Clifford D. Simak was born on August 3, 1904 and died on April 25, 1988.

Simak won the Hugo for Best Novelette in 1959 for “The Big Front Yard,” for Best Novel in 1964 for Way Station (a.k.a. Here Gather the Stars), and in 1981 for Best Short Story for “Grotto of the Dancing Deer,” which also won the Nebula Award. He also won a Retro-Hugo in 2014 for the novelette “Rule 18.” His novel City won the International Fantasy Award in 1953. He won the Jupiter Award for the novel A Heritage of Stars. Simak was the Guest of Honor at Noreascon I, the 29th Worldcon, held in Boston in 1971. He was inducted into the First Fandom Hall of Fame in 1973 and in 1977, SFWA named him a Grand Master. He received a Lifetime Achievement Award from the Horror Writer’s Association in 1988.

Simak published “Observer” in the May 1972 issue of Analog Science Fiction/Science Fact, edited by Ben Bova, although it is possible the story was originally purchased by John W. Campbell, Jr. before his death. Simark included it in his 1988 collection Off-Planet and it was reprinted in Eternity Lost, volume 1 of the Stories of Clifford D. Simak published by Darkside Press. The story has most recently been reprinted in the Open Road Media collection of Simak’s work The Big Front Yard and Other Stories

“Observer” appears throughout most of its length to be a story without a human protagonist. The narrator is some sort of sentient who wakes on a planet and begins to figure out where he is and what his purpose is. The story is serious in nature, but the reader can’t help comparing the observer to the unlucky sperm whale called into existence in Douglas Adams’s The Hitch-Hiker’s Guide to the Galaxy.

It also becomes clear to the reader that the observer’s purpose is to check out new planets to determine if they are suitable for human settlement, and it has explored several planets over the years, although it doesn’t recall any of its previous existences. Reading the story in 2018, the sentient’s quest to figure out its purpose seems routine, although it quite possibly was fresh when Simak originally published the story.

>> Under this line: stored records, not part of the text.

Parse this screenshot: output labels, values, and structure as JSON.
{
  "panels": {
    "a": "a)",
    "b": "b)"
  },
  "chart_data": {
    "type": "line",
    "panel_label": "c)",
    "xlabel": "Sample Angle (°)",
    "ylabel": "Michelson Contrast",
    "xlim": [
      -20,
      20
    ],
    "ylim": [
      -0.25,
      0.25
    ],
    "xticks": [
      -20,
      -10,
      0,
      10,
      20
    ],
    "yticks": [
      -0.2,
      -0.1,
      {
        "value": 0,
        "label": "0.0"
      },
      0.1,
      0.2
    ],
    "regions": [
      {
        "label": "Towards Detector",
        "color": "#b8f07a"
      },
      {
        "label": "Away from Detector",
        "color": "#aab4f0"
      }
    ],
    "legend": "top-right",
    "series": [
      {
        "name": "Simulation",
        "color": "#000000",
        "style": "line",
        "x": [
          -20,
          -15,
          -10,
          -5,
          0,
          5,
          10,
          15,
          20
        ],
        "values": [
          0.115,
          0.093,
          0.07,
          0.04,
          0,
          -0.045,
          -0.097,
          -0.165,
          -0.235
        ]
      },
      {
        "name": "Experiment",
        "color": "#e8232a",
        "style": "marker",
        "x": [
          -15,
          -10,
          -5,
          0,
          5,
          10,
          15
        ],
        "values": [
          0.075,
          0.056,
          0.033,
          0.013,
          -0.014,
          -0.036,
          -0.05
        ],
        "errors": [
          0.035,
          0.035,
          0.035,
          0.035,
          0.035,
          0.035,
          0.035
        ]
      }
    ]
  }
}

The biggest question for a modern reader is the exact nature of the observer. In a modern story, it would be some form of AI, but in a story published in 1972, the observer was more likely to be some sort of robot or computerized probe. Simak eventually does reveal its nature and origin, but does so in a manner that feels anticlimactic and raises more questions than it answers.